BEST PLACE TO SEE A HARE KRISHNA DRINKING BEER Ocean Avenue Brewery is a refreshingly small, non-corporate, copper-toned brewery, where a diversity of Epicurean Laguna locals find solace and refuge against unsettling summer tourists, Hare Krishnas, Deadheads, neo-hipsters and Harley bangers who converge along the avenue, especially outside the Marine Room across the way. Smoked glass divides the philosophical patio from the inside, and everything here is earth-colored and non-abrasive to the eye—it's like being inside the belly of a friendly whale: enveloping, organic, gas-lamp toasty. There's an array of award-winning brews to imbibe here, most exemplary among them the Red Sunshine (pint, $3.50). It's an American-style pale ale that offers a candy-caramel nose, lithe carbonation, delicate hops and a sweet finish that leaves the mouth aroused and wanton. Ocean Avenue Brewery, 237 Ocean Ave., Laguna Beach, (949) 497-3381.

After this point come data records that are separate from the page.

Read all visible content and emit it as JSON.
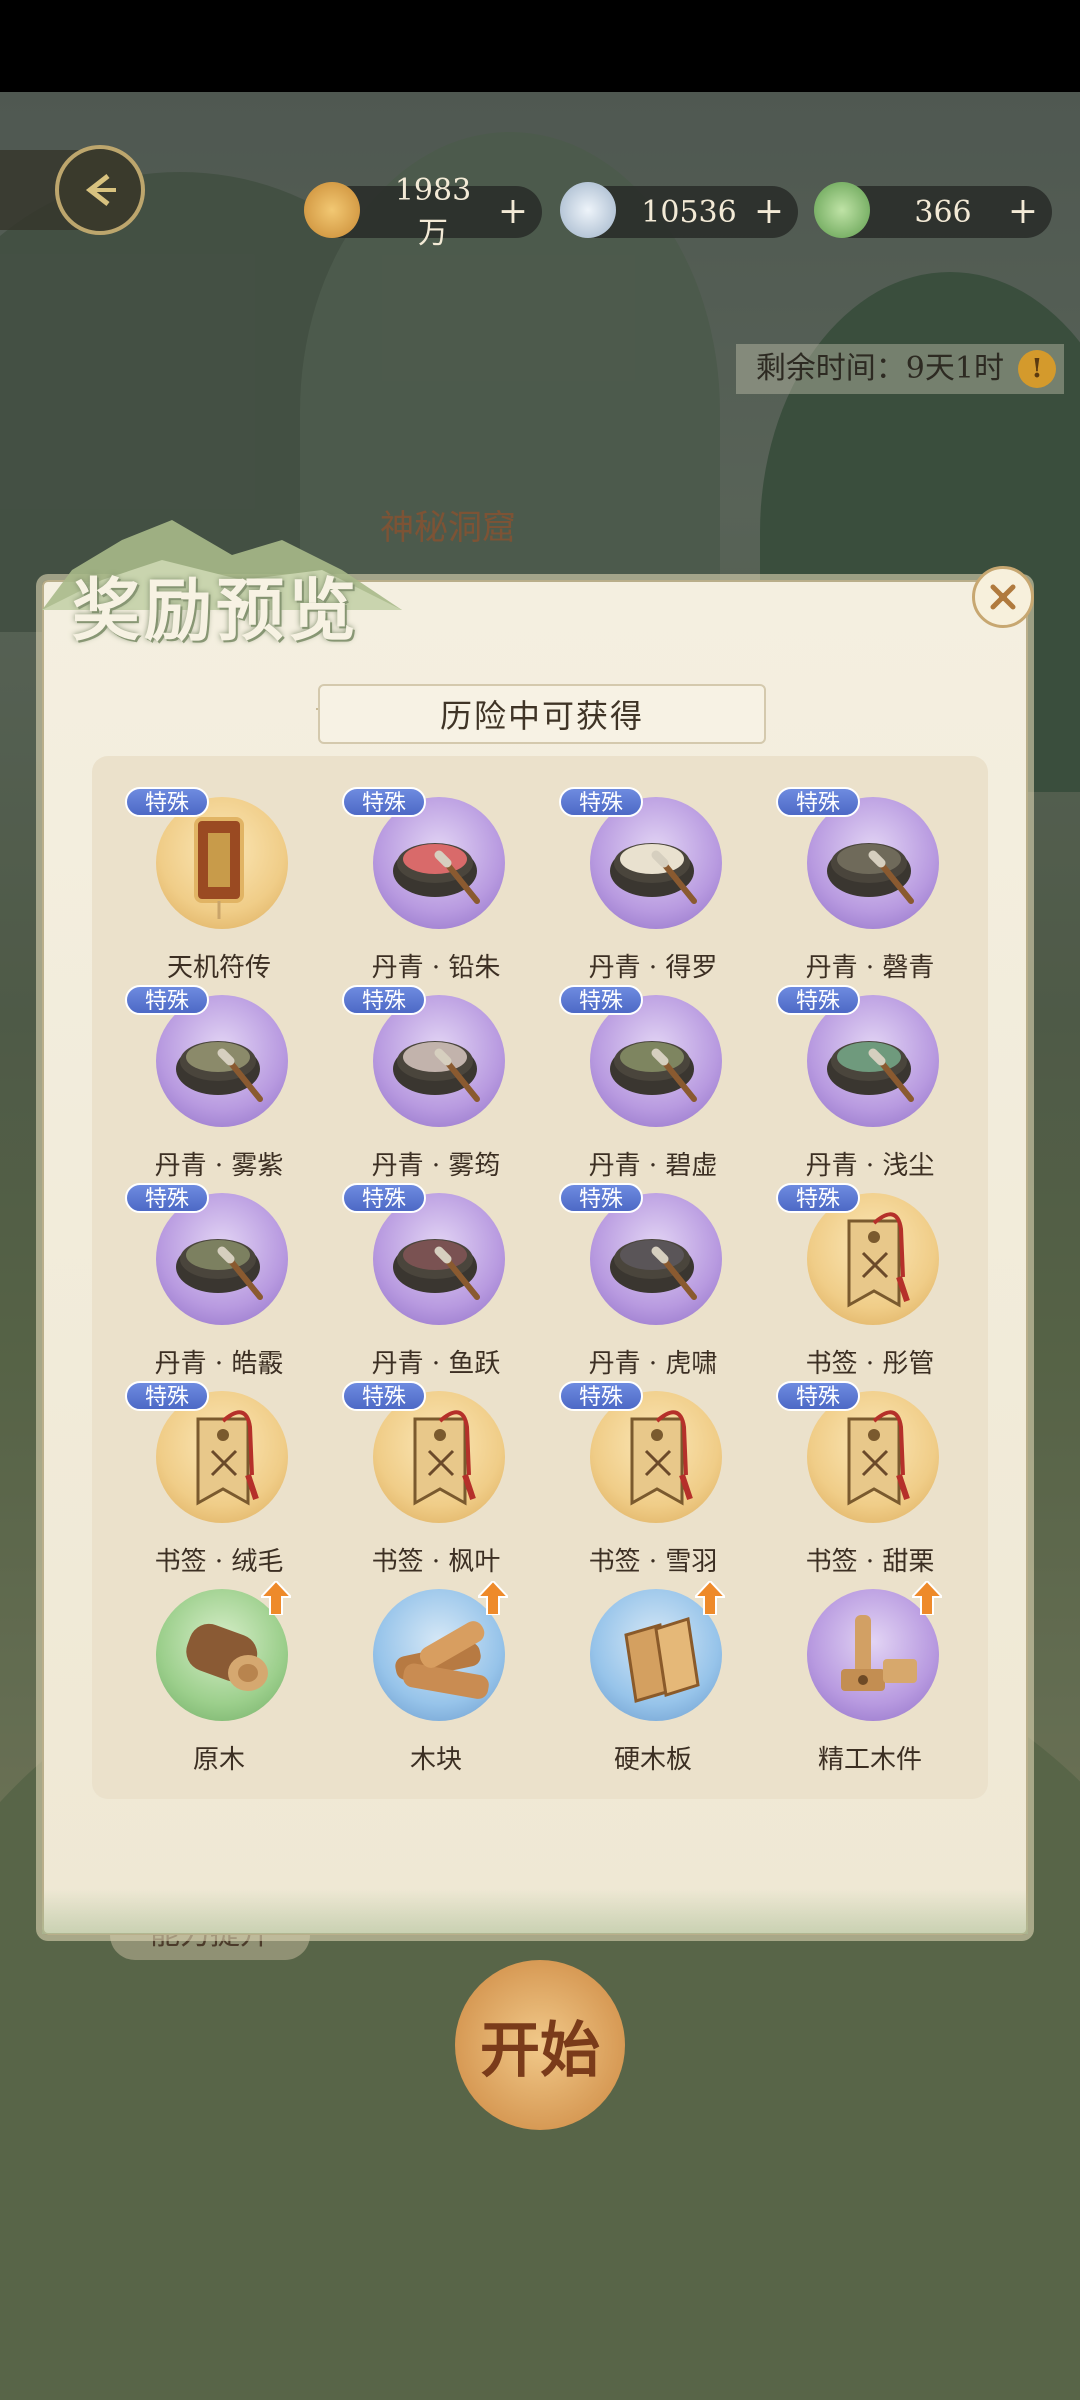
{
  "currencies": [
    {
      "name": "coin",
      "value": "1983万",
      "plus": "+",
      "color": "#d9a24a"
    },
    {
      "name": "silver",
      "value": "10536",
      "plus": "+",
      "color": "#b9c9d9"
    },
    {
      "name": "jade",
      "value": "366",
      "plus": "+",
      "color": "#7bbf6a"
    }
  ],
  "timer": {
    "text": "剩余时间：9天1时",
    "warn": "!"
  },
  "scene": {
    "cave_label": "神秘洞窟",
    "start_label": "开始",
    "ability_label": "能力提升"
  },
  "panel": {
    "title": "奖励预览",
    "subtitle": "历险中可获得",
    "tag_text": "特殊",
    "items": [
      {
        "label": "天机符传",
        "tag": true,
        "orb": "gold",
        "art": "talisman"
      },
      {
        "label": "丹青 · 铅朱",
        "tag": true,
        "orb": "purple",
        "art": "ink",
        "ink": "#d96a6a"
      },
      {
        "label": "丹青 · 得罗",
        "tag": true,
        "orb": "purple",
        "art": "ink",
        "ink": "#e9e1cf"
      },
      {
        "label": "丹青 · 磬青",
        "tag": true,
        "orb": "purple",
        "art": "ink",
        "ink": "#6f6a5a"
      },
      {
        "label": "丹青 · 雾紫",
        "tag": true,
        "orb": "purple",
        "art": "ink",
        "ink": "#8b8a6a"
      },
      {
        "label": "丹青 · 雾筠",
        "tag": true,
        "orb": "purple",
        "art": "ink",
        "ink": "#c2b3ac"
      },
      {
        "label": "丹青 · 碧虚",
        "tag": true,
        "orb": "purple",
        "art": "ink",
        "ink": "#7e8560"
      },
      {
        "label": "丹青 · 浅尘",
        "tag": true,
        "orb": "purple",
        "art": "ink",
        "ink": "#6f9a7d"
      },
      {
        "label": "丹青 · 皓霰",
        "tag": true,
        "orb": "purple",
        "art": "ink",
        "ink": "#7c8060"
      },
      {
        "label": "丹青 · 鱼跃",
        "tag": true,
        "orb": "purple",
        "art": "ink",
        "ink": "#7a5252"
      },
      {
        "label": "丹青 · 虎啸",
        "tag": true,
        "orb": "purple",
        "art": "ink",
        "ink": "#5a5558"
      },
      {
        "label": "书签 · 彤管",
        "tag": true,
        "orb": "gold",
        "art": "bookmark"
      },
      {
        "label": "书签 · 绒毛",
        "tag": true,
        "orb": "gold",
        "art": "bookmark"
      },
      {
        "label": "书签 · 枫叶",
        "tag": true,
        "orb": "gold",
        "art": "bookmark"
      },
      {
        "label": "书签 · 雪羽",
        "tag": true,
        "orb": "gold",
        "art": "bookmark"
      },
      {
        "label": "书签 · 甜栗",
        "tag": true,
        "orb": "gold",
        "art": "bookmark"
      },
      {
        "label": "原木",
        "tag": false,
        "upgrade": true,
        "orb": "green",
        "art": "log"
      },
      {
        "label": "木块",
        "tag": false,
        "upgrade": true,
        "orb": "blue",
        "art": "planks"
      },
      {
        "label": "硬木板",
        "tag": false,
        "upgrade": true,
        "orb": "blue",
        "art": "boards"
      },
      {
        "label": "精工木件",
        "tag": false,
        "upgrade": true,
        "orb": "purple",
        "art": "woodparts"
      }
    ]
  }
}
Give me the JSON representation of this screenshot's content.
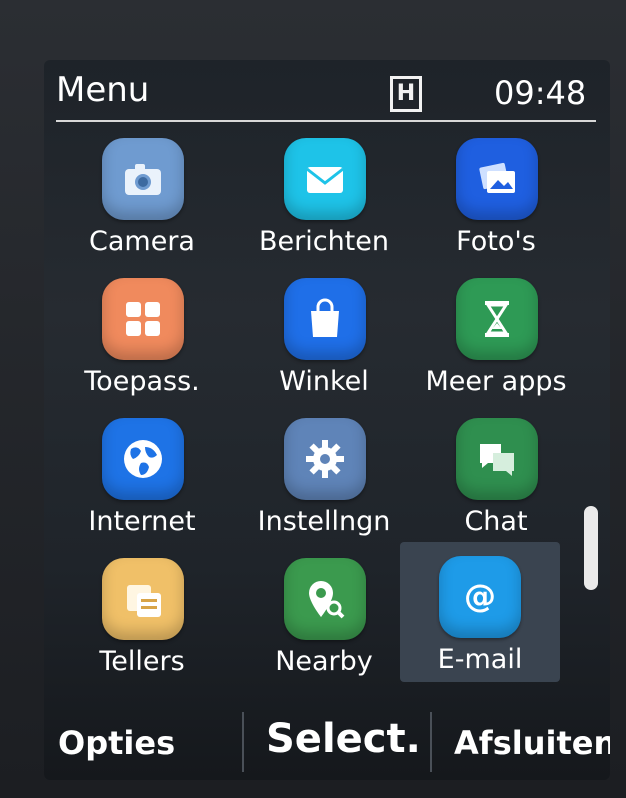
{
  "status": {
    "title": "Menu",
    "indicator": "H",
    "time": "09:48"
  },
  "apps": [
    {
      "label": "Camera",
      "icon": "camera-icon",
      "color": "#6f9bd0"
    },
    {
      "label": "Berichten",
      "icon": "envelope-icon",
      "color": "#1ec3e8"
    },
    {
      "label": "Foto's",
      "icon": "photos-icon",
      "color": "#1f5fe0"
    },
    {
      "label": "Toepass.",
      "icon": "apps-grid-icon",
      "color": "#f08a5d"
    },
    {
      "label": "Winkel",
      "icon": "shopping-bag-icon",
      "color": "#1f6fe8"
    },
    {
      "label": "Meer apps",
      "icon": "hourglass-icon",
      "color": "#2e9a55"
    },
    {
      "label": "Internet",
      "icon": "globe-icon",
      "color": "#1e73e6"
    },
    {
      "label": "Instellngn",
      "icon": "gear-icon",
      "color": "#5f84b8"
    },
    {
      "label": "Chat",
      "icon": "chat-icon",
      "color": "#2f8f4f"
    },
    {
      "label": "Tellers",
      "icon": "counters-icon",
      "color": "#f0c068"
    },
    {
      "label": "Nearby",
      "icon": "location-search-icon",
      "color": "#3b9a4e"
    },
    {
      "label": "E-mail",
      "icon": "at-sign-icon",
      "color": "#1e9be8"
    }
  ],
  "selected_app": "E-mail",
  "softkeys": {
    "left": "Opties",
    "middle": "Select.",
    "right": "Afsluiten"
  }
}
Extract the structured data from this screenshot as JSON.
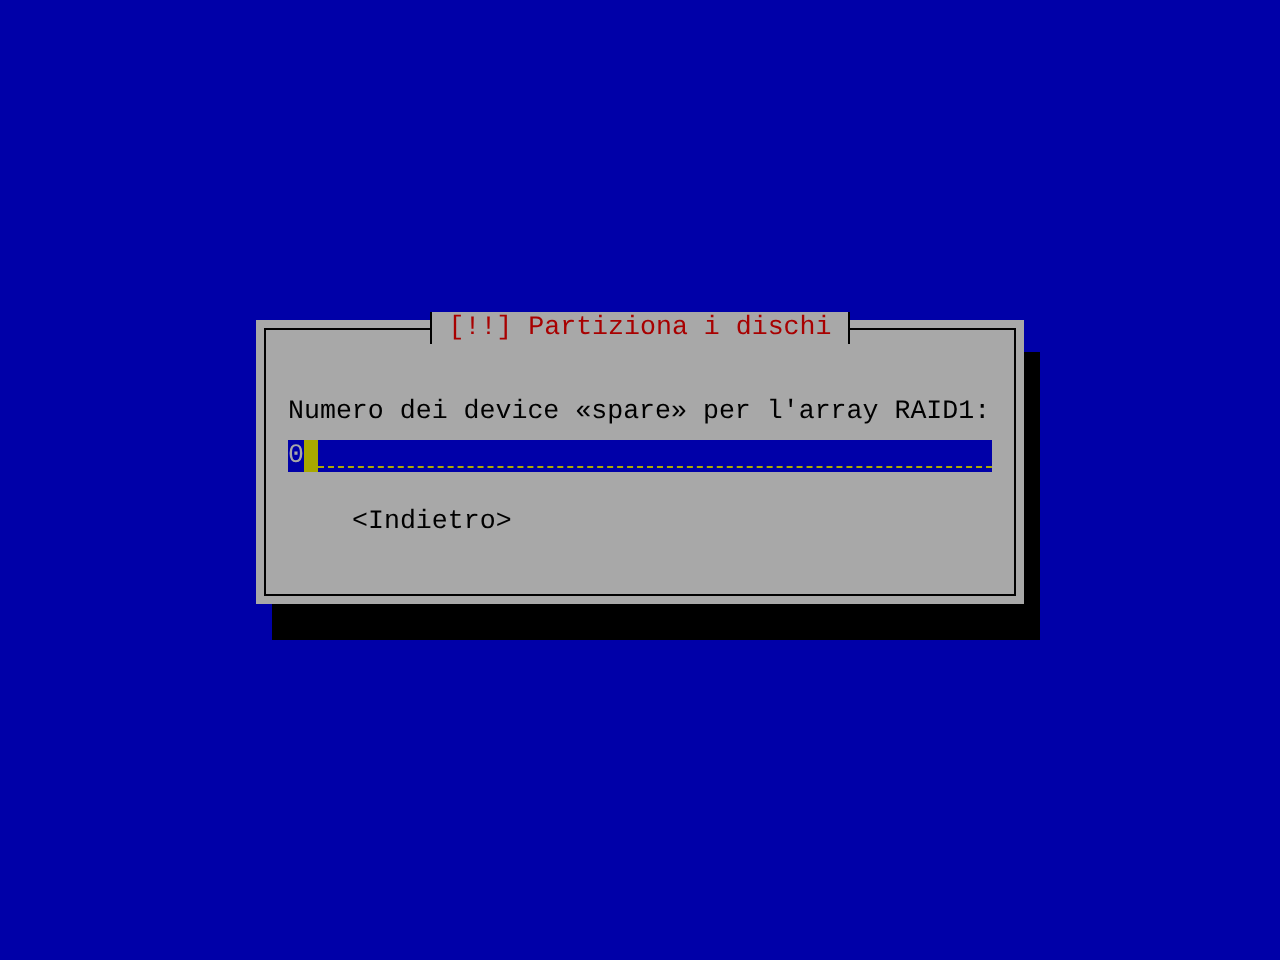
{
  "dialog": {
    "title": "[!!] Partiziona i dischi",
    "prompt": "Numero dei device «spare» per l'array RAID1:",
    "input": {
      "value": "0"
    },
    "buttons": [
      {
        "label": "<Indietro>",
        "selected": false
      }
    ]
  }
}
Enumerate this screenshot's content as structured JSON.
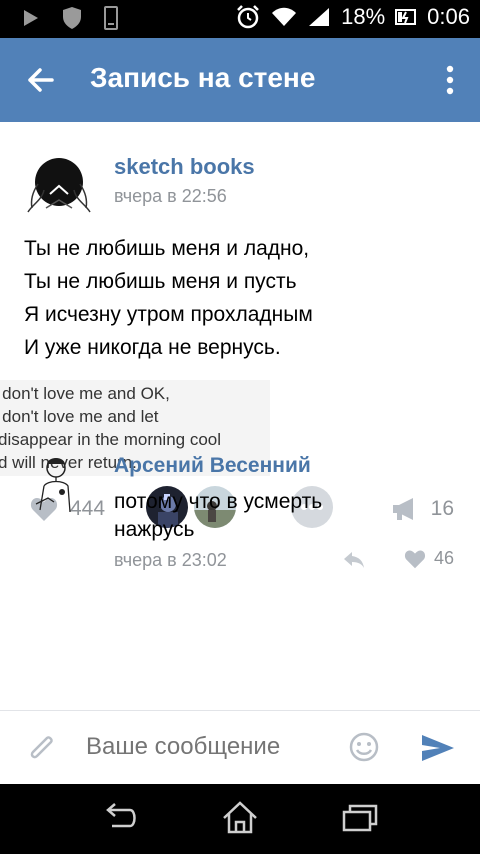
{
  "status": {
    "battery": "18%",
    "time": "0:06",
    "icons": [
      "play-icon",
      "shield-icon",
      "phone-icon",
      "alarm-icon",
      "wifi-icon",
      "signal-icon",
      "battery-icon"
    ]
  },
  "appbar": {
    "title": "Запись на стене"
  },
  "post": {
    "author": "sketch books",
    "time": "вчера в 22:56",
    "lines": [
      "Ты не любишь меня и ладно,",
      "Ты не любишь меня и пусть",
      "Я исчезну утром прохладным",
      "И уже никогда не вернусь."
    ],
    "image_lines": [
      "u don't love me and OK,",
      "u don't love me and let",
      "disappear in the morning cool",
      "d will never return."
    ],
    "likes": "444",
    "shares": "16"
  },
  "comment": {
    "author": "Арсений Весенний",
    "text_line1": "потому что в усмерть",
    "text_line2": "нажрусь",
    "time": "вчера в 23:02",
    "likes": "46"
  },
  "composer": {
    "placeholder": "Ваше сообщение"
  },
  "colors": {
    "accent": "#5181b8",
    "link": "#4a76a8",
    "muted": "#909499"
  }
}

BEST PLACE TO HAVE TEA WHEN SOMEONE ELSE IS PAYING High tea is a custom rarely practiced in this country, and it's too bad (although if we voted to take on another European custom, I'd lobby for the midafternoon siesta). Tea can be a wonderfully social and unifying event. I was bicycling with a friend through the English countryside one summer when a local couple flagged us down. It was time for afternoon tea, and, they observed, we obviously had none; they insisted we hop off our bikes and share their tea and homemade crumpets. So we did. I'm not sure that kind of impromptu fraternizing among total strangers could happen here without serious gun legislation. Until then, we'll be wary. And when we're flush again, we'll try high tea at the Ritz-Carlton hotel in Dana Point.